The study that encompasses all discoveries and calculations relating to atoms and their peculiar behavior is in atomic models.
Index
The atom is the unit of matter that has a central nucleus of positive electrical charge, surrounded by a cloud of negatively charged electrons.
The nucleus of the atom is made up of neutrons and protons. These electrons are attached to the nucleus by electromagnetic force.
See also: Oblique throw and Hooke's Law.
Atomic models are the characteristics of atoms studied by scientists to understand their composition and behavior.
Scientist John Dalton, in the year 1808, presented an explanation of the property of matter.

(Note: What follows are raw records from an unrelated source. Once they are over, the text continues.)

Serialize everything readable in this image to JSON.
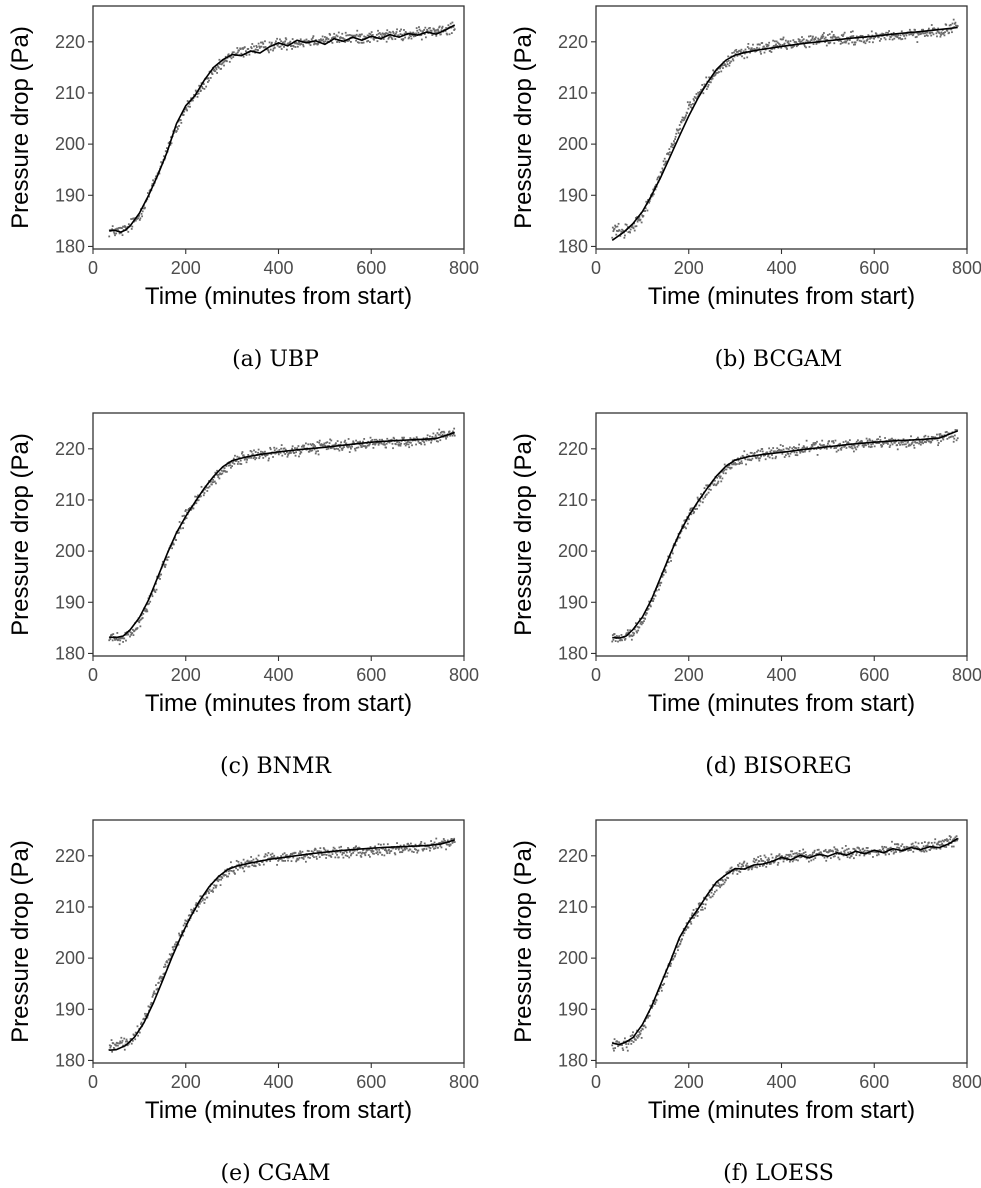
{
  "colors": {
    "points": "#6b6b6b",
    "fit_line": "#000000",
    "frame": "#333333",
    "tick_text": "#4d4d4d"
  },
  "chart_data": [
    {
      "type": "scatter",
      "caption": "(a) UBP",
      "xlabel": "Time (minutes from start)",
      "ylabel": "Pressure drop (Pa)",
      "xlim": [
        0,
        800
      ],
      "ylim": [
        179.5,
        227
      ],
      "xticks": [
        0,
        200,
        400,
        600,
        800
      ],
      "yticks": [
        180,
        190,
        200,
        210,
        220
      ],
      "grid": false,
      "series": [
        {
          "kind": "points",
          "x_range": [
            35,
            780
          ],
          "trend_x": [
            35,
            60,
            75,
            100,
            130,
            160,
            200,
            250,
            300,
            340,
            400,
            500,
            600,
            700,
            780
          ],
          "trend_y": [
            183,
            183,
            183.5,
            186,
            192,
            199,
            207,
            213,
            217.5,
            218.5,
            219.5,
            220.5,
            221,
            221.5,
            223
          ]
        },
        {
          "kind": "line",
          "x": [
            35,
            45,
            60,
            70,
            80,
            100,
            120,
            140,
            160,
            180,
            200,
            220,
            240,
            260,
            280,
            300,
            320,
            340,
            360,
            380,
            400,
            420,
            440,
            460,
            480,
            500,
            520,
            540,
            560,
            580,
            600,
            620,
            640,
            660,
            680,
            700,
            720,
            740,
            760,
            780
          ],
          "y": [
            183,
            183.2,
            182.8,
            183.2,
            184,
            186.5,
            190,
            194,
            198.5,
            204,
            207.5,
            209.5,
            212.5,
            215,
            216.5,
            217.5,
            217.3,
            218.2,
            217.8,
            219,
            219.8,
            219.2,
            220.3,
            219.8,
            220.2,
            219.5,
            220.6,
            220.1,
            220.9,
            220.3,
            221.1,
            220.6,
            221.4,
            220.9,
            221.6,
            221.3,
            221.9,
            221.5,
            222.3,
            223.3
          ]
        }
      ]
    },
    {
      "type": "scatter",
      "caption": "(b) BCGAM",
      "xlabel": "Time (minutes from start)",
      "ylabel": "Pressure drop (Pa)",
      "xlim": [
        0,
        800
      ],
      "ylim": [
        179.5,
        227
      ],
      "xticks": [
        0,
        200,
        400,
        600,
        800
      ],
      "yticks": [
        180,
        190,
        200,
        210,
        220
      ],
      "grid": false,
      "series": [
        {
          "kind": "points",
          "x_range": [
            35,
            780
          ],
          "trend_x": [
            35,
            60,
            75,
            100,
            130,
            160,
            200,
            250,
            300,
            340,
            400,
            500,
            600,
            700,
            780
          ],
          "trend_y": [
            183,
            183,
            183.5,
            186,
            192,
            199,
            207,
            213,
            217.5,
            218.5,
            219.5,
            220.5,
            221,
            221.5,
            223
          ]
        },
        {
          "kind": "line",
          "x": [
            35,
            60,
            80,
            100,
            120,
            140,
            160,
            180,
            200,
            220,
            240,
            260,
            280,
            300,
            320,
            350,
            400,
            450,
            500,
            550,
            600,
            650,
            700,
            750,
            780
          ],
          "y": [
            181.2,
            182.8,
            184.5,
            186.8,
            190,
            193.6,
            197.6,
            201.6,
            205.5,
            209,
            212,
            214.6,
            216.4,
            217.4,
            217.9,
            218.4,
            219.1,
            219.7,
            220.2,
            220.7,
            221.1,
            221.6,
            222,
            222.5,
            222.8
          ]
        }
      ]
    },
    {
      "type": "scatter",
      "caption": "(c) BNMR",
      "xlabel": "Time (minutes from start)",
      "ylabel": "Pressure drop (Pa)",
      "xlim": [
        0,
        800
      ],
      "ylim": [
        179.5,
        227
      ],
      "xticks": [
        0,
        200,
        400,
        600,
        800
      ],
      "yticks": [
        180,
        190,
        200,
        210,
        220
      ],
      "grid": false,
      "series": [
        {
          "kind": "points",
          "x_range": [
            35,
            780
          ],
          "trend_x": [
            35,
            60,
            75,
            100,
            130,
            160,
            200,
            250,
            300,
            340,
            400,
            500,
            600,
            700,
            780
          ],
          "trend_y": [
            183,
            183,
            183.5,
            186,
            192,
            199,
            207,
            213,
            217.5,
            218.5,
            219.5,
            220.5,
            221,
            221.5,
            223
          ]
        },
        {
          "kind": "line",
          "x": [
            35,
            50,
            65,
            80,
            100,
            120,
            140,
            160,
            180,
            200,
            220,
            240,
            260,
            280,
            300,
            330,
            360,
            400,
            450,
            500,
            550,
            600,
            650,
            700,
            740,
            780
          ],
          "y": [
            183.2,
            183.1,
            183.4,
            184.6,
            187,
            190.5,
            195,
            199.5,
            203.6,
            206.8,
            209.6,
            212.3,
            214.6,
            216.5,
            217.7,
            218.4,
            218.9,
            219.4,
            219.9,
            220.3,
            220.8,
            221.3,
            221.6,
            221.8,
            222,
            223.2
          ]
        }
      ]
    },
    {
      "type": "scatter",
      "caption": "(d) BISOREG",
      "xlabel": "Time (minutes from start)",
      "ylabel": "Pressure drop (Pa)",
      "xlim": [
        0,
        800
      ],
      "ylim": [
        179.5,
        227
      ],
      "xticks": [
        0,
        200,
        400,
        600,
        800
      ],
      "yticks": [
        180,
        190,
        200,
        210,
        220
      ],
      "grid": false,
      "series": [
        {
          "kind": "points",
          "x_range": [
            35,
            780
          ],
          "trend_x": [
            35,
            60,
            75,
            100,
            130,
            160,
            200,
            250,
            300,
            340,
            400,
            500,
            600,
            700,
            780
          ],
          "trend_y": [
            183,
            183,
            183.5,
            186,
            192,
            199,
            207,
            213,
            217.5,
            218.5,
            219.5,
            220.5,
            221,
            221.5,
            223
          ]
        },
        {
          "kind": "line",
          "x": [
            35,
            50,
            65,
            80,
            100,
            120,
            140,
            160,
            180,
            200,
            220,
            240,
            260,
            280,
            300,
            330,
            360,
            400,
            450,
            500,
            550,
            600,
            650,
            700,
            740,
            780
          ],
          "y": [
            183.1,
            183,
            183.4,
            184.7,
            187.1,
            190.6,
            195,
            199.4,
            203.5,
            206.9,
            209.7,
            212.3,
            214.7,
            216.6,
            217.8,
            218.5,
            218.9,
            219.3,
            219.9,
            220.4,
            220.9,
            221.3,
            221.6,
            221.8,
            222.1,
            223.5
          ]
        }
      ]
    },
    {
      "type": "scatter",
      "caption": "(e) CGAM",
      "xlabel": "Time (minutes from start)",
      "ylabel": "Pressure drop (Pa)",
      "xlim": [
        0,
        800
      ],
      "ylim": [
        179.5,
        227
      ],
      "xticks": [
        0,
        200,
        400,
        600,
        800
      ],
      "yticks": [
        180,
        190,
        200,
        210,
        220
      ],
      "grid": false,
      "series": [
        {
          "kind": "points",
          "x_range": [
            35,
            780
          ],
          "trend_x": [
            35,
            60,
            75,
            100,
            130,
            160,
            200,
            250,
            300,
            340,
            400,
            500,
            600,
            700,
            780
          ],
          "trend_y": [
            183,
            183,
            183.5,
            186,
            192,
            199,
            207,
            213,
            217.5,
            218.5,
            219.5,
            220.5,
            221,
            221.5,
            223
          ]
        },
        {
          "kind": "line",
          "x": [
            35,
            50,
            70,
            90,
            110,
            130,
            150,
            170,
            190,
            210,
            230,
            250,
            270,
            290,
            310,
            340,
            380,
            420,
            470,
            520,
            570,
            620,
            670,
            720,
            750,
            780
          ],
          "y": [
            182,
            182.1,
            182.9,
            184.6,
            187.4,
            191.2,
            195.6,
            200.1,
            204.3,
            208,
            211.2,
            213.9,
            215.9,
            217.3,
            218,
            218.6,
            219.3,
            219.8,
            220.4,
            220.9,
            221.3,
            221.6,
            221.8,
            222,
            222.3,
            223.1
          ]
        }
      ]
    },
    {
      "type": "scatter",
      "caption": "(f) LOESS",
      "xlabel": "Time (minutes from start)",
      "ylabel": "Pressure drop (Pa)",
      "xlim": [
        0,
        800
      ],
      "ylim": [
        179.5,
        227
      ],
      "xticks": [
        0,
        200,
        400,
        600,
        800
      ],
      "yticks": [
        180,
        190,
        200,
        210,
        220
      ],
      "grid": false,
      "series": [
        {
          "kind": "points",
          "x_range": [
            35,
            780
          ],
          "trend_x": [
            35,
            60,
            75,
            100,
            130,
            160,
            200,
            250,
            300,
            340,
            400,
            500,
            600,
            700,
            780
          ],
          "trend_y": [
            183,
            183,
            183.5,
            186,
            192,
            199,
            207,
            213,
            217.5,
            218.5,
            219.5,
            220.5,
            221,
            221.5,
            223
          ]
        },
        {
          "kind": "line",
          "x": [
            35,
            50,
            65,
            80,
            100,
            120,
            140,
            160,
            180,
            200,
            220,
            240,
            260,
            280,
            300,
            320,
            340,
            360,
            380,
            400,
            420,
            440,
            460,
            480,
            500,
            520,
            540,
            560,
            580,
            600,
            620,
            640,
            660,
            680,
            700,
            720,
            740,
            760,
            780
          ],
          "y": [
            183.4,
            183.1,
            183.6,
            184.5,
            187,
            190.6,
            195,
            199.3,
            204,
            207.1,
            209.6,
            212.4,
            214.9,
            216.3,
            217.5,
            217.4,
            218.2,
            218.4,
            218.9,
            219.7,
            219.2,
            220.1,
            219.6,
            220.3,
            219.9,
            220.6,
            220.1,
            220.9,
            220.4,
            221.1,
            220.6,
            221.4,
            221,
            221.6,
            221.2,
            221.8,
            221.6,
            222.3,
            223.4
          ]
        }
      ]
    }
  ]
}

It was the first atomic theory, the basis for the atomic model known today.
You atomic models already showed its first signs of research, in antiquity. The Democritus thinkers (460 a. C) and Leucippus (500 a. C) had the idea that there would be a limit to the small space of the particles.
Thinkers said that they were so small that they would not be able to divide. And this little particle was called an atom. The word comes from the Greek together, which means what cannot be divided.
You atomic models he had one more contribution in his studies with the chemist John Dalton. He created the Dalton Model, also known as the billiard ball model. Its principles are:
Physicist Joseph John Tomson was the first to accomplish the feat of splitting atoms. This happened when he was studying about cathode rays.
Between the atomic models, which Thomson discovered was called plum pudding. He showed that rays could be seen as a beam of particles charged with negative electrical energy.
Thomson suggested in 1887 that electrons were a constituent of matter at the universal level. He presented what would be the first ideas related to the internal structure of atoms.
He demonstrated that atoms were made up of uniformly distributed positive and negative electrical charges.
So he created the theory of the electrical nature of matter. He noted that the relationship between charge and electron mass was the same in any gas used in his research. With these feats, in 1897, Thomson became the father of the electron.
In the year 1911, the physicist Ernest Rutherfor, carried out an experiment to create more among the atomic models that were arising.
Inside a metal chamber, he placed a very thin gold leaf. In this study, he found that some particles were completely blocked and others did not change at all.
The majority, surpassed the leaves but suffering deviations. This was due to the electrical repulsion forces existing between the particles.
According to his studies, he stated that the atom was nucleated and its positive part was in an extremely small volume, which would be the nucleus.
Rutherford's atomic model, or also known as the planetary model, works like a miniature planetary system: electrons move in circular orbits around the nucleus.
The physicist Niels Henrick David Bohr, perfected the atomic model of Rutherford that came to be called the atomic model of Bohr or the atomic model of Rutherford – Bohr.
In his studies, Bohr established that:
When electricity passes through the atom, the electron jumps to the next major orbit, returning from one orbit to another.